Identity issues are front and center in our day, more than any time in living memory. Some people grapple deeply with their sexual identity (straight, gay, transgender, other). Others have more traditional struggles: Who am I? Does anyone care? Do I matter? What gives me value?
For most of us, various elements shape our identity; male/female, husband/wife, father/mother, educated/uneducated, wealthy/poor, worker, homemaker, coach, teacher, volunteer, etc. Each “role” contributes to our identity, and represents another hat that we wear.
As the Apostle Paul opens his letter to the Christians at Colosse, his opening comments relate to identity; his and theirs.
On the one hand, Paul identifies himself as chosen by God to be an apostle (missionary). On the other hand, he identifies the Christians at Colosse as God’s holy people (saints) and faithful brothers and sisters because of Christ. Something quite dramatic had happened to him…and them.

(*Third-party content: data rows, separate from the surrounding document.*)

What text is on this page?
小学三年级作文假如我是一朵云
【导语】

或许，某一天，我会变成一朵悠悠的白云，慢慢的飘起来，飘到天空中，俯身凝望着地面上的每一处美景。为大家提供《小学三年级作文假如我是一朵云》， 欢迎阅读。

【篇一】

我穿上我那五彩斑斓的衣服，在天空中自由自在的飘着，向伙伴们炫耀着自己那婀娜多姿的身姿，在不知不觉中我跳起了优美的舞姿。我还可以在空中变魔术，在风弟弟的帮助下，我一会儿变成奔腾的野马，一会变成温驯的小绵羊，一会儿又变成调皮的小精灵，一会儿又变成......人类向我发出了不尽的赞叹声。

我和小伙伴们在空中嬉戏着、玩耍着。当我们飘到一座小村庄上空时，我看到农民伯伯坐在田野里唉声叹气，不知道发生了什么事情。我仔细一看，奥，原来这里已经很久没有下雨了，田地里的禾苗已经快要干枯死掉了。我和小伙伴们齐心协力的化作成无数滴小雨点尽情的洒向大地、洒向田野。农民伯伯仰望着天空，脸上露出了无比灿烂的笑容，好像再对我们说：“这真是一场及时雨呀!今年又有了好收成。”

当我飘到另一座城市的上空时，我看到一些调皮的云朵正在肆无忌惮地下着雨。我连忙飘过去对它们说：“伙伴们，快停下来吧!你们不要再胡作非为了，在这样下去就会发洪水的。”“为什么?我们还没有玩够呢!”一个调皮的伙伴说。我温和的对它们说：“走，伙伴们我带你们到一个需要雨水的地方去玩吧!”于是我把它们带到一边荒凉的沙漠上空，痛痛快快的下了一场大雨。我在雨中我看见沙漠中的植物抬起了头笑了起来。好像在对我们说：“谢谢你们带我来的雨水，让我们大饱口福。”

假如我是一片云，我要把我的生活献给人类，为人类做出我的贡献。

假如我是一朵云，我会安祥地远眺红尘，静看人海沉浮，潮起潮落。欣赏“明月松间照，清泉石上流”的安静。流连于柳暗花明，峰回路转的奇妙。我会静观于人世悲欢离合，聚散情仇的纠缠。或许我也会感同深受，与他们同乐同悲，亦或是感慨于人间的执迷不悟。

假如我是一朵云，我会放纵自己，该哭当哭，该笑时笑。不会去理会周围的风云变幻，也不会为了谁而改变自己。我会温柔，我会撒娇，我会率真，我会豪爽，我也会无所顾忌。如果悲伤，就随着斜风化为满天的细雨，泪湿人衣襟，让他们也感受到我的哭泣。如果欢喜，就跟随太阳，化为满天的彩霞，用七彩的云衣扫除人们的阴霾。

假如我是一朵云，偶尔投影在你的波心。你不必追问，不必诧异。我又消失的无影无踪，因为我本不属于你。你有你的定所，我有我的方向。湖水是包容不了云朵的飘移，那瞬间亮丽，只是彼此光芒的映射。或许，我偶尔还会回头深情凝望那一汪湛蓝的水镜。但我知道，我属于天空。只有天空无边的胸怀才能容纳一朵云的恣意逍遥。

Following Christ is not like taking out membership at the local gym or quilting guild. It makes a profound and fundamental change to everything. Elsewhere, Paul describes this change in dramatic terms: A new creation whereby old things have passed and entirely new things have come (2 Corinthians 5:17).
We are no longer who we once were. Our redemption by Christ means that we have an entirely new vocation (calling) and identity. No longer do the usual categories apply in the same way. We are not primarily Greek or Jew, circumcised or uncircumcised, citizen or refugee, slave or freeman (Colossians 3:11).
Our new identity transcends everything we have experienced before. It doesn’t eliminate everything else, but it relegates it all to a secondary position.
This may be one of the least understood and most poorly appropriated truths in contemporary Christianity. Our first and chief identity now rests as being the beloved people of God and therefore brothers and sisters to each other. Everything else springs from that starting point.
Some think of Christianity as a religious system. Others view it as nothing more than another government survey category. But Paul defines it in radical new ways. Christianity, first and foremost, re-defines our core identity. We are now the people and family of God. Until we embrace this identity deeply, the usual struggles will continue and we’ll treat each other indifferently.
Who are you, really? Christ alone gives us the clarity that changes everything.